Through Mireya, the novel makes its boldest argument, namely that the person most likely to reveal Christian truth may be the one a fearful or insular church would be least prepared to welcome. Anti-immigrant sentiment, denominational suspicion, and the fusion of religion with patriotism all hover around the book’s opening and closing scenes. Unger is clearly engaging contemporary anxieties, but he does so through a story, tactfully avoiding sounding merely argumentative.
Stylistically, The Good Neighbor is designed for accessibility. Unger writes with an earnest, direct prose style that prioritizes clarity and readability. At times, the book’s didactic structure is visible, especially in the framing conversations where its lessons are stated rather plainly. That transparency is part of its purpose, as Unger is writing in the tradition of spiritually instructive fiction, where the narrative serves education as much as atmosphere.

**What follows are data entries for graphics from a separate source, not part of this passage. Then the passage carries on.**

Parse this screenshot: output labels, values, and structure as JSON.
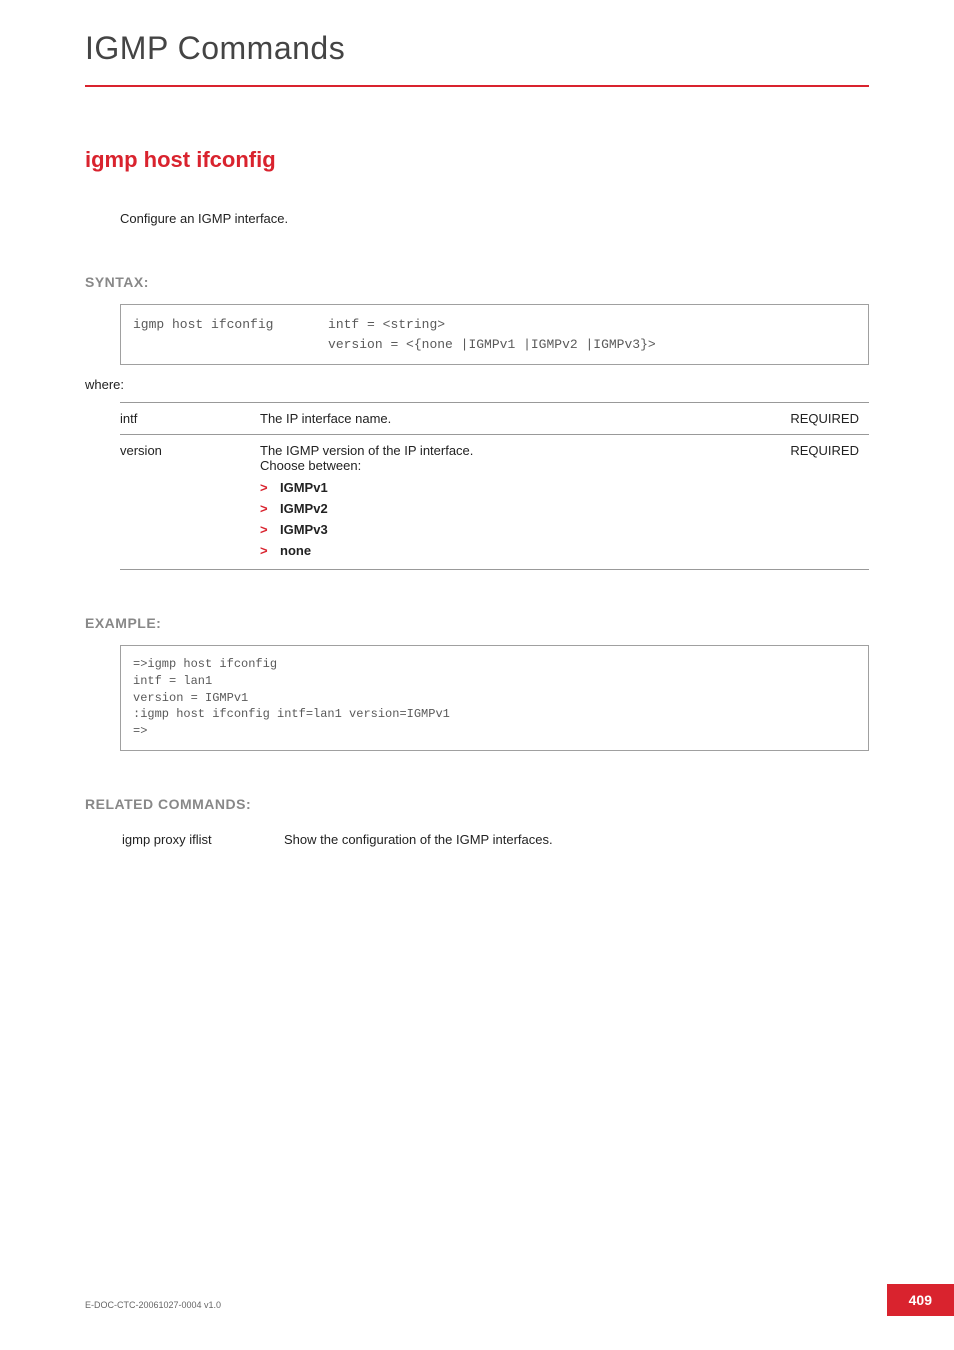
{
  "header": {
    "title": "IGMP Commands",
    "rule_color": "#d9232e"
  },
  "command": {
    "title": "igmp host ifconfig",
    "title_color": "#d9232e",
    "title_fontsize": 22,
    "description": "Configure an IGMP interface."
  },
  "syntax": {
    "heading": "SYNTAX:",
    "code_line1": "igmp host ifconfig       intf = <string>",
    "code_line2": "                         version = <{none |IGMPv1 |IGMPv2 |IGMPv3}>",
    "where": "where:",
    "params": [
      {
        "name": "intf",
        "desc": "The IP interface name.",
        "required": "REQUIRED",
        "options": []
      },
      {
        "name": "version",
        "desc": "The IGMP version of the IP interface.",
        "desc_line2": "Choose between:",
        "required": "REQUIRED",
        "options": [
          "IGMPv1",
          "IGMPv2",
          "IGMPv3",
          "none"
        ]
      }
    ]
  },
  "example": {
    "heading": "EXAMPLE:",
    "code": "=>igmp host ifconfig\nintf = lan1\nversion = IGMPv1\n:igmp host ifconfig intf=lan1 version=IGMPv1\n=>"
  },
  "related": {
    "heading": "RELATED COMMANDS:",
    "items": [
      {
        "cmd": "igmp proxy iflist",
        "desc": "Show the configuration of the IGMP interfaces."
      }
    ]
  },
  "footer": {
    "doc_id": "E-DOC-CTC-20061027-0004 v1.0",
    "page_number": "409",
    "page_bg": "#d9232e"
  },
  "colors": {
    "accent": "#d9232e",
    "heading_gray": "#888888",
    "text": "#222222",
    "code_text": "#5a5a5a",
    "border": "#a0a0a0",
    "rule": "#999999"
  },
  "typography": {
    "body_font": "Arial, Helvetica, sans-serif",
    "code_font": "Courier New, monospace",
    "header_fontsize": 32,
    "section_heading_fontsize": 14,
    "body_fontsize": 13
  }
}
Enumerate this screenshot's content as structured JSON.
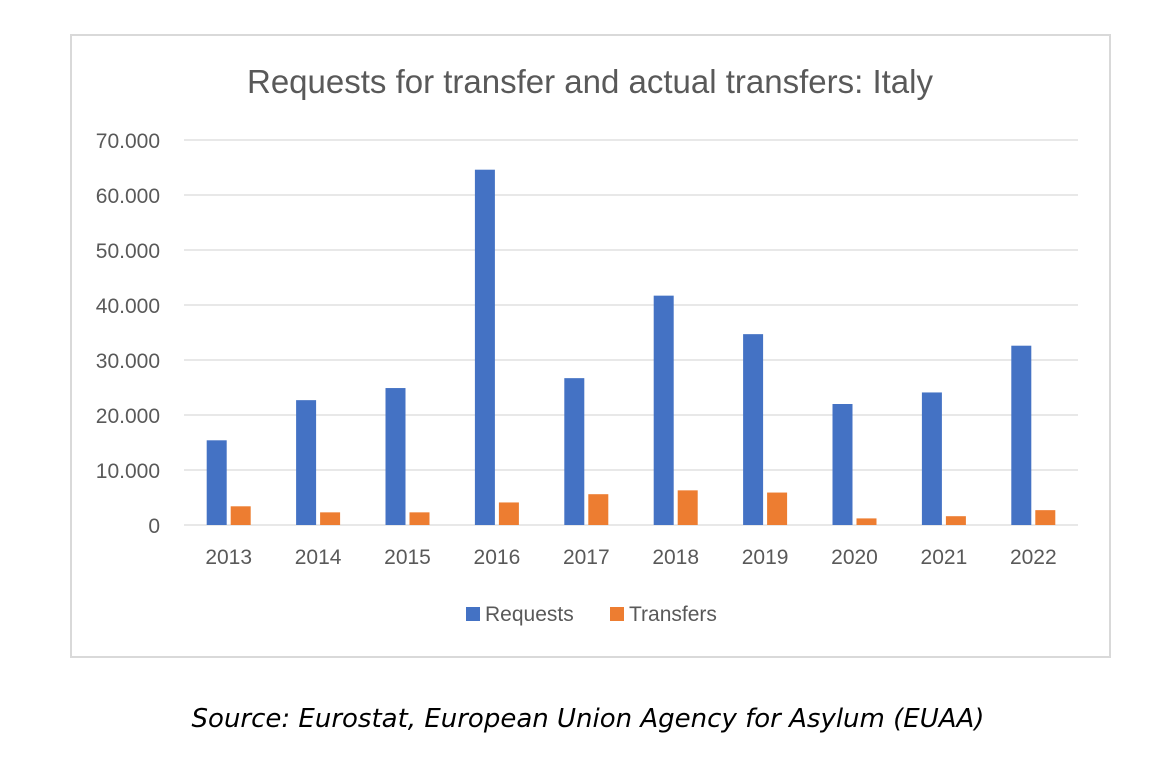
{
  "chart_data": {
    "type": "bar",
    "title": "Requests for transfer and actual transfers: Italy",
    "categories": [
      "2013",
      "2014",
      "2015",
      "2016",
      "2017",
      "2018",
      "2019",
      "2020",
      "2021",
      "2022"
    ],
    "series": [
      {
        "name": "Requests",
        "color": "#4472c4",
        "values": [
          15400,
          22700,
          24900,
          64600,
          26700,
          41700,
          34700,
          22000,
          24100,
          32600
        ]
      },
      {
        "name": "Transfers",
        "color": "#ed7d31",
        "values": [
          3400,
          2300,
          2300,
          4100,
          5600,
          6300,
          5900,
          1200,
          1600,
          2700
        ]
      }
    ],
    "yticks": [
      "0",
      "10.000",
      "20.000",
      "30.000",
      "40.000",
      "50.000",
      "60.000",
      "70.000"
    ],
    "ylim": [
      0,
      70000
    ],
    "ystep": 10000,
    "grid": true,
    "legend": "bottom"
  },
  "source_note": "Source: Eurostat, European Union Agency for Asylum (EUAA)"
}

What gives the book its lasting effect is that its central reversal is both narratively satisfying and spiritually resonant. Arlen’s eventual recognition that Mireya was not only his rescuer but his true neighbor carries the force of genuine moral awakening. By the time the novel reaches its Easter-centered resolution, Unger has made clear that the scandal of the Good Samaritan parable has never really diminished.
The good neighbor is still the one who crosses the boundary others protect. The saved soul is still the one humbled enough to receive grace from unexpected hands. And authentic Christianity, the book suggests, is still measured less by doctrinal sharpness than by the willingness to love beyond comfort, category, and prejudice.
The Good Neighbor succeeds because it takes a familiar biblical teaching and restores to it its unsettling power. Peter B. Unger has written a thoughtful, compassionate, and timely novel that challenges legalistic faith without abandoning conviction.